Boosting competitiveness through structural and regulatory reforms
The recent positive trends primarily reflect monetary and fiscal stimulus. However, their impact will quickly fade unless they are reinforced by structural reforms to boost Japan's growth potential. Reforms are needed in a wide range of areas, including education and health care, which we discussed in previous OECD Economic Surveys of Japan. This new Survey focuses on two other key areas for reform; agriculture and energy.
Agriculture has long been a declining sector in Japan, and is now dominated by part-time farmers working on small plots of land. The average farm is only two hectares, compared to 14 in the European Union. Meanwhile, the average age of farmers has risen to 66, with 56% of rice farmers over the age of 70. Moreover, prices are high due to extensive government support and import barriers. As a result, consumer spending on agricultural goods is nearly two times higher than what it would be in the absence of government policies.
If nothing is done, the agricultural sector might wither away. It is clear, though, that Japan can develop a competitive agricultural sector. The vegetable industry, for example, has blossomed without being heavily subsidized and sheltered and it now accounts for a larger share of agricultural output than rice. Japan needs not only to promote the consolidation of farmland, but more critically to phase out supply control measures and shift to less distorting kinds of government support. A more market-oriented agricultural sector would facilitate Japan's participation in international trade agreements, such as the Trans-Pacific Partnership. This would in turn help boost Japan’s growth potential.

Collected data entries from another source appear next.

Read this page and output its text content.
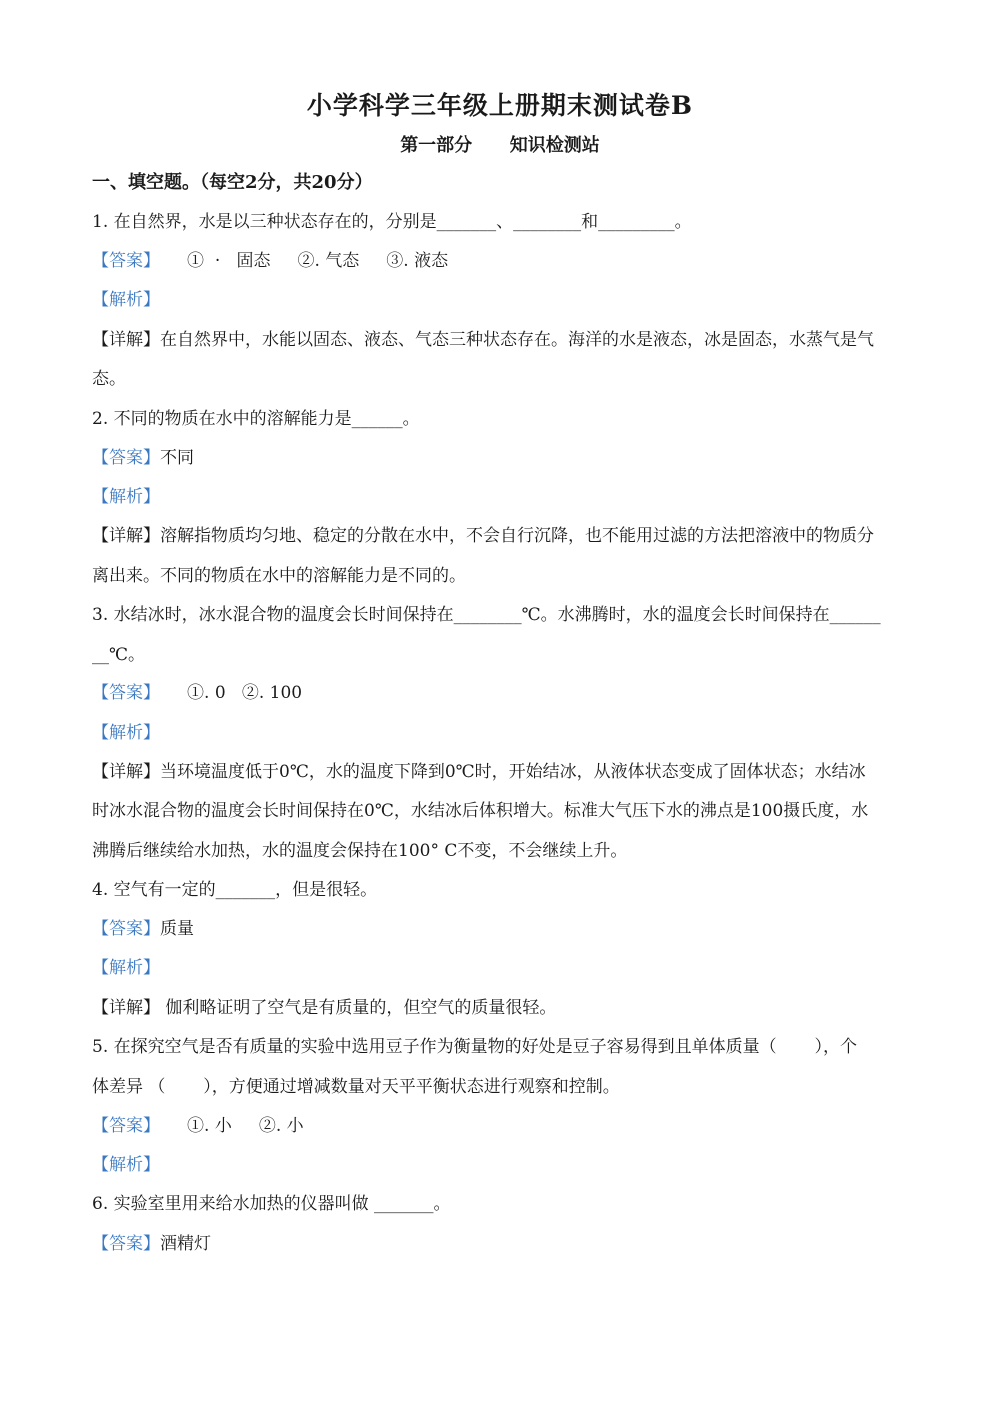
小学科学三年级上册期末测试卷B
第一部分      知识检测站
一、填空题。（每空2分，共20分）
1. 在自然界，水是以三种状态存在的，分别是_______、________和_________。
【答案】     ①  ·   固态     ②. 气态     ③. 液态
【解析】
【详解】在自然界中，水能以固态、液态、气态三种状态存在。海洋的水是液态，冰是固态，水蒸气是气
态。
2. 不同的物质在水中的溶解能力是______。
【答案】不同
【解析】
【详解】溶解指物质均匀地、稳定的分散在水中，不会自行沉降，也不能用过滤的方法把溶液中的物质分
离出来。不同的物质在水中的溶解能力是不同的。
3. 水结冰时，冰水混合物的温度会长时间保持在________℃。水沸腾时，水的温度会长时间保持在______
__℃。
【答案】     ①. 0   ②. 100
【解析】
【详解】当环境温度低于0℃，水的温度下降到0℃时，开始结冰，从液体状态变成了固体状态；水结冰
时冰水混合物的温度会长时间保持在0℃，水结冰后体积增大。标准大气压下水的沸点是100摄氏度，水
沸腾后继续给水加热，水的温度会保持在100° C不变，不会继续上升。
4. 空气有一定的_______，但是很轻。
【答案】质量
【解析】
【详解】 伽利略证明了空气是有质量的，但空气的质量很轻。
5. 在探究空气是否有质量的实验中选用豆子作为衡量物的好处是豆子容易得到且单体质量（       ），个
体差异 （       ），方便通过增减数量对天平平衡状态进行观察和控制。
【答案】     ①. 小     ②. 小
【解析】
6. 实验室里用来给水加热的仪器叫做 _______。
【答案】酒精灯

The Fukushima nuclear accident has also opened the door to a new energy policy, with two priorities. First, increasing renewable energies in the energy mix. At present, renewables play a relatively small role in Japan, accounting for about 11% of electricity generation, half of the OECD average.

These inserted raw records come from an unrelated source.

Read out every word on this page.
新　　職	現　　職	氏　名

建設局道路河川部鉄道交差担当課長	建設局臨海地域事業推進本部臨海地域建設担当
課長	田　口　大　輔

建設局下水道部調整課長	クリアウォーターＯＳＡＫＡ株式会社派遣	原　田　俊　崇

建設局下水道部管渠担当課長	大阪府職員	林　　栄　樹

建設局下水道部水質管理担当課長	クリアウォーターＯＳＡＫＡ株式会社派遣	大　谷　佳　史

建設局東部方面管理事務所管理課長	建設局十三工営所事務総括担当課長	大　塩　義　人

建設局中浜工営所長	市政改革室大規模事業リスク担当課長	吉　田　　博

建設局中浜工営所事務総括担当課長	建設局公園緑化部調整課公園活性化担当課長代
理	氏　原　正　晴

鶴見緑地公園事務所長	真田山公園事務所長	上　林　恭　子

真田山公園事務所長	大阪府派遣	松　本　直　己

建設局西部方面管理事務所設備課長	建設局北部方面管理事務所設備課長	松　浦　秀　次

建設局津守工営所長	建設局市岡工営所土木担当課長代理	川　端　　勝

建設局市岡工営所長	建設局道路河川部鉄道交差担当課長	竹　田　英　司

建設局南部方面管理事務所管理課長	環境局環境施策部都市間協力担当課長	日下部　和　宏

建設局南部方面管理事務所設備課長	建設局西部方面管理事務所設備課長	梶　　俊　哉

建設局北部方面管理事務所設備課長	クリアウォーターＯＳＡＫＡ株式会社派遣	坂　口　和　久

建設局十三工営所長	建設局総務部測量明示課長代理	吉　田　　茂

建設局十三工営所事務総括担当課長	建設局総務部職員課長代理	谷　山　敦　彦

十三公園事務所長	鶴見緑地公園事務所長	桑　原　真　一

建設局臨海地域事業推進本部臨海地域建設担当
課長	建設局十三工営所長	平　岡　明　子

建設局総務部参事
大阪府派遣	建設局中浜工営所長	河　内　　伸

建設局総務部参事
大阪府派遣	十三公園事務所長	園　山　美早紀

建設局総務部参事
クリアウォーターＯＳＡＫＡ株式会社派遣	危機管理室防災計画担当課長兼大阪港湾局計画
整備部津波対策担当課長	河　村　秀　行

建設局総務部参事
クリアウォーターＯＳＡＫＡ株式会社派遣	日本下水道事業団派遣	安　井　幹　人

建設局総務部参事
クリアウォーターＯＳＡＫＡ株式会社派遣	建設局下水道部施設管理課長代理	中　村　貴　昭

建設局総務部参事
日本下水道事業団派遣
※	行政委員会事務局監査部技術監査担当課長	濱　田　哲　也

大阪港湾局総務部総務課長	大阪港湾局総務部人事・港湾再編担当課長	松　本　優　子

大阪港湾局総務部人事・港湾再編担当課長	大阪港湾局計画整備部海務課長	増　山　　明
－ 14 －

Developing renewables will promote green growth, while helping Japan achieve its target of reducing its greenhouse gas emissions. This would require a price on carbon, through a carbon tax in combination with an emissions trading system.

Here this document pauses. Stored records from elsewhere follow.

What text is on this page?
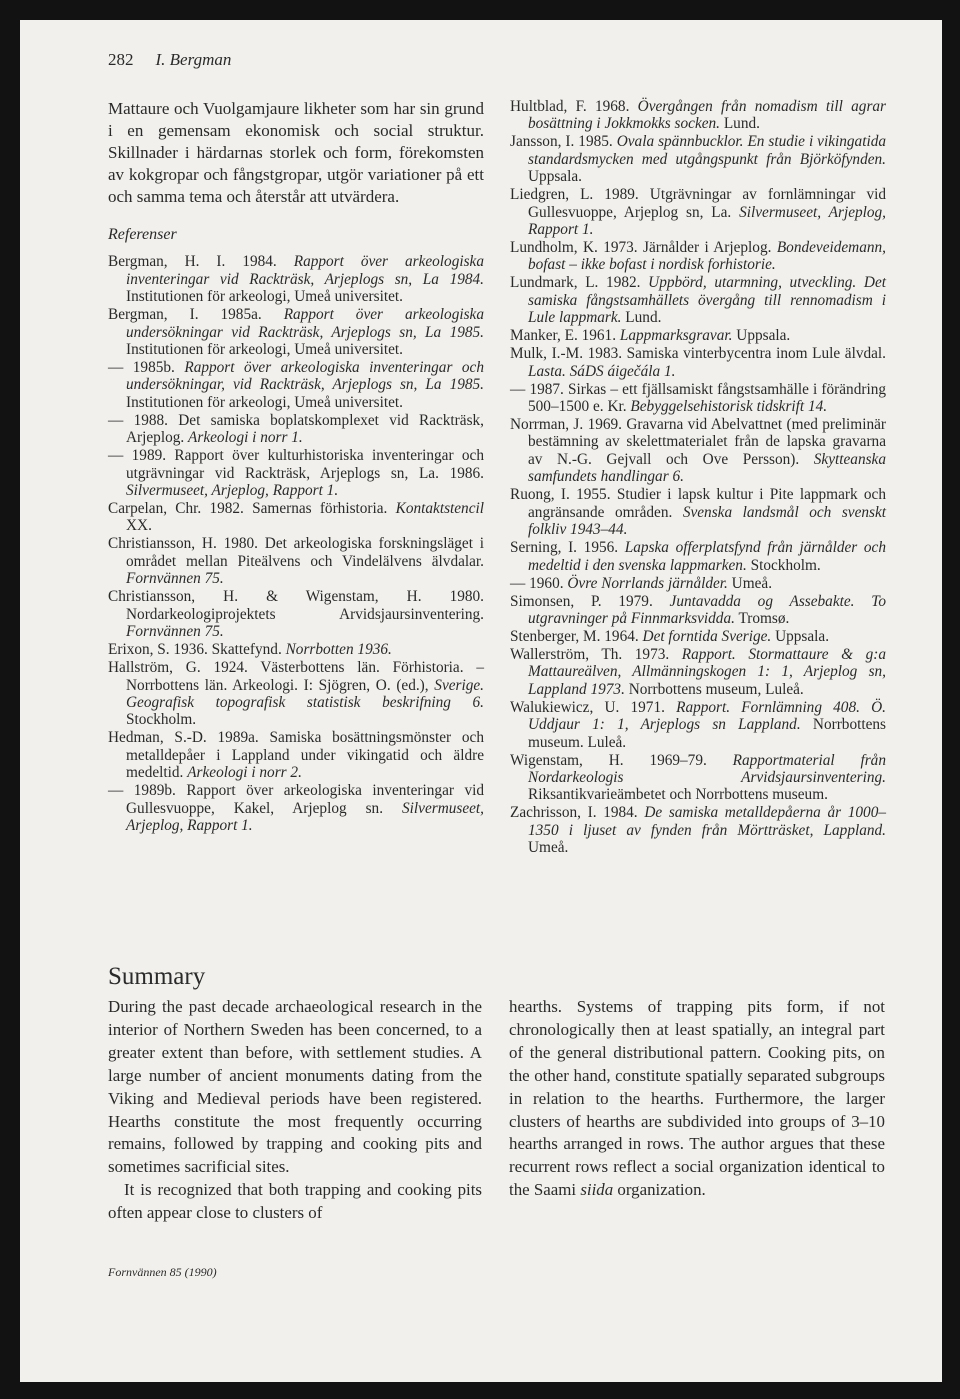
282 I. Bergman

Mattaure och Vuolgamjaure likheter som har sin grund i en gemensam ekonomisk och social struktur. Skillnader i härdarnas storlek och form, förekomsten av kokgropar och fångstgropar, utgör variationer på ett och samma tema och återstår att utvärdera.

Referenser

Bergman, H. I. 1984. Rapport över arkeologiska inventeringar vid Rackträsk, Arjeplogs sn, La 1984. Institutionen för arkeologi, Umeå universitet.

Bergman, I. 1985a. Rapport över arkeologiska undersökningar vid Rackträsk, Arjeplogs sn, La 1985. Institutionen för arkeologi, Umeå universitet.

— 1985b. Rapport över arkeologiska inventeringar och undersökningar, vid Rackträsk, Arjeplogs sn, La 1985. Institutionen för arkeologi, Umeå universitet.

— 1988. Det samiska boplatskomplexet vid Rackträsk, Arjeplog. Arkeologi i norr 1.

— 1989. Rapport över kulturhistoriska inventeringar och utgrävningar vid Rackträsk, Arjeplogs sn, La. 1986. Silvermuseet, Arjeplog, Rapport 1.

Carpelan, Chr. 1982. Samernas förhistoria. Kontaktstencil XX.

Christiansson, H. 1980. Det arkeologiska forskningsläget i området mellan Piteälvens och Vindelälvens älvdalar. Fornvännen 75.

Christiansson, H. & Wigenstam, H. 1980. Nordarkeologiprojektets Arvidsjaursinventering. Fornvännen 75.

Erixon, S. 1936. Skattefynd. Norrbotten 1936.

Hallström, G. 1924. Västerbottens län. Förhistoria. – Norrbottens län. Arkeologi. I: Sjögren, O. (ed.), Sverige. Geografisk topografisk statistisk beskrifning 6. Stockholm.

Hedman, S.-D. 1989a. Samiska bosättningsmönster och metalldepåer i Lappland under vikingatid och äldre medeltid. Arkeologi i norr 2.

— 1989b. Rapport över arkeologiska inventeringar vid Gullesvuoppe, Kakel, Arjeplog sn. Silvermuseet, Arjeplog, Rapport 1.

Hultblad, F. 1968. Övergången från nomadism till agrar bosättning i Jokkmokks socken. Lund.

Jansson, I. 1985. Ovala spännbucklor. En studie i vikingatida standardsmycken med utgångspunkt från Björköfynden. Uppsala.

Liedgren, L. 1989. Utgrävningar av fornlämningar vid Gullesvuoppe, Arjeplog sn, La. Silvermuseet, Arjeplog, Rapport 1.

Lundholm, K. 1973. Järnålder i Arjeplog. Bondeveidemann, bofast – ikke bofast i nordisk forhistorie.

Lundmark, L. 1982. Uppbörd, utarmning, utveckling. Det samiska fångstsamhällets övergång till rennomadism i Lule lappmark. Lund.

Manker, E. 1961. Lappmarksgravar. Uppsala.

Mulk, I.-M. 1983. Samiska vinterbycentra inom Lule älvdal. Lasta. SáDS áigečála 1.

— 1987. Sirkas – ett fjällsamiskt fångstsamhälle i förändring 500–1500 e. Kr. Bebyggelsehistorisk tidskrift 14.

Norrman, J. 1969. Gravarna vid Abelvattnet (med preliminär bestämning av skelettmaterialet från de lapska gravarna av N.-G. Gejvall och Ove Persson). Skytteanska samfundets handlingar 6.

Ruong, I. 1955. Studier i lapsk kultur i Pite lappmark och angränsande områden. Svenska landsmål och svenskt folkliv 1943–44.

Serning, I. 1956. Lapska offerplatsfynd från järnålder och medeltid i den svenska lappmarken. Stockholm.

— 1960. Övre Norrlands järnålder. Umeå.

Simonsen, P. 1979. Juntavadda og Assebakte. To utgravninger på Finnmarksvidda. Tromsø.

Stenberger, M. 1964. Det forntida Sverige. Uppsala.

Wallerström, Th. 1973. Rapport. Stormattaure & g:a Mattaureälven, Allmänningskogen 1: 1, Arjeplog sn, Lappland 1973. Norrbottens museum, Luleå.

Walukiewicz, U. 1971. Rapport. Fornlämning 408. Ö. Uddjaur 1: 1, Arjeplogs sn Lappland. Norrbottens museum. Luleå.

Wigenstam, H. 1969–79. Rapportmaterial från Nordarkeologis Arvidsjaursinventering. Riksantikvarieämbetet och Norrbottens museum.

Zachrisson, I. 1984. De samiska metalldepåerna år 1000–1350 i ljuset av fynden från Mörtträsket, Lappland. Umeå.

Summary

During the past decade archaeological research in the interior of Northern Sweden has been concerned, to a greater extent than before, with settlement studies. A large number of ancient monuments dating from the Viking and Medieval periods have been registered. Hearths constitute the most frequently occurring remains, followed by trapping and cooking pits and sometimes sacrificial sites.

It is recognized that both trapping and cooking pits often appear close to clusters of

hearths. Systems of trapping pits form, if not chronologically then at least spatially, an integral part of the general distributional pattern. Cooking pits, on the other hand, constitute spatially separated subgroups in relation to the hearths. Furthermore, the larger clusters of hearths are subdivided into groups of 3–10 hearths arranged in rows. The author argues that these recurrent rows reflect a social organization identical to the Saami siida organization.

Fornvännen 85 (1990)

The Fukushima accident also showed the need for a restructuring of the electricity sector, breaking down its current structure dominated by vertically-integrated regional monopolies. The recent Cabinet decision to move ahead with electricity reforms is an important step. It entails the unbundling of generation and transmission and the expansion of competition in the retail market, which we both strongly welcome.
Let me insist now on one last but critical success factor, Japan’s great human resources. Japan needs to make the most of it to face its competitiveness challenge. Your working-age population is projected to fall by 40% by 2050. You need all on board, including women, older persons and youth. This requires profound changes in the society, but also deep reforms in the tax and social systems, education, and in companies’ working practices. Giving women a better start in the jobs markets and improving their participation and contributions is a must.
Ladies and gentlemen,
Next year, 2014, will mark the 50th anniversary of Japan's entry into the OECD. During these fifty years, the OECD has been privileged to work closely with Japan in promoting a "stronger, cleaner and fairer economy". Japan has indeed made major contributions to the Organisation, in critical areas such as innovation, green growth, risk management, among others. These contributions have benefited other member countries and the world economy.
We look forward to continuing to work with Japan as it embarks on a new growth path, led by Prime Minister Abe's three arrows. We have the utmost confidence in Japan's ability to achieve its objectives and overcome the challenges it faces. We are ready and eager to assist Japan to achieve its goals. Thank you!